Yerel Yönetimler için Akıllı Altyapı
Kentlerin altyapı çalışmaları yerel yönetimlerin görevidir. Enerji, ulaşım, su ve atıkların yönetilmesi, ulaşım, iletişim, su, kanalizasyon ve atık sistemleriyle kentler milyonlarca insanın birbirleriyle ve endüstriyel süreçlerle etkileşime geçtiği karmaşık sistemlerdir. (Barki, 2022) Altyapıyı iyi planlayıp tasarlayan kentler ekonomik fırsatları en yükseğe çıkarabilmeyi, yaşam kalitesini yükseltmeyi, toplum sağlığını geliştirmeyi ve nüfusun doğal çevre üzerindeki etkisini görece düşük karbonlu bir ekonomi yoluyla en aza indirebilmeyi başarmaktadırlar.

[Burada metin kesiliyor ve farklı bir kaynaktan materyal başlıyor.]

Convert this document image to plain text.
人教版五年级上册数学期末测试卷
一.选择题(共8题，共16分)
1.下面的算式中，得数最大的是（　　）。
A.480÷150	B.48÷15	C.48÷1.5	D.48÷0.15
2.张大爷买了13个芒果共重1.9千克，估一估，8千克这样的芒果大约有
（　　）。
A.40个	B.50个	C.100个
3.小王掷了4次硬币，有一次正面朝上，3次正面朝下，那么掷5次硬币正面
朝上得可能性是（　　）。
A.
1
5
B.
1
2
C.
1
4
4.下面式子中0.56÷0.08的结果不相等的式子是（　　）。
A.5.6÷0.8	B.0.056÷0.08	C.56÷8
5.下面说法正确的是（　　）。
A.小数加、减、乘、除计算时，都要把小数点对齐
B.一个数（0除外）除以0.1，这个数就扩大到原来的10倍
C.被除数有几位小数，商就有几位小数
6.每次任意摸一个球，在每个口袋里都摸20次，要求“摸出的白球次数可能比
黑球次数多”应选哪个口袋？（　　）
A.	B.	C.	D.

Bu temel altyapının önemli bir ayağı, yoğun yerleşim alanlarında ulaşımdır. Otomobillere bel bağlamak yoğun bir trafik, hava kirliliği ve araç egzozlarından çıkan yüksek sera gazı salımları demektir. Oysa otobüs, metro sistemleri, düzgün planlanmış bisiklet ve yürüme rotaları gibi çok daha iyi seçenekler vardır.
Kaynakça:
Aydın, Cem & Turhan, Ethemcan & Gundogan, Arif & Berke, Mustafa. (2017). 100 Maddede Sürdürülebilirlik Rehberi.
Barki, Jasmine & Barić, Andrija & Bach, Mirjana. (2022). Urban sustainability and urbanization: A review of research topics. Croatian Regional Development Journal. 3. 1-18. 10.2478/crdj-2022-0007.
BERKÜN, S. (2017). TÜRKİYE’DE SOSYAL BELEDİYECİLİK ANLAYIŞI. E-Şarkiyat İlmi Araştırmaları Dergisi/Journal of Oriental Scientific Research (JOSR).
ÇİÇEK, Y. (2014, June 14). Geçmişten Günümüze Türkiye'de Yerel Yönetimler. Kahramanmaraş Sütçü İmam Üniversitesi Sosyal Bilimler Dergisi. Retrieved November 16, 2022, from https://dergipark.org.tr/en/pub/ksusbd/issue/10272/126028
Fathi Farzaneh, Amir. (2022). Explaining the Concept of Urbanisation based on the Distinction between the City and the Urban. 10.52547/SOFEH.31.4.49.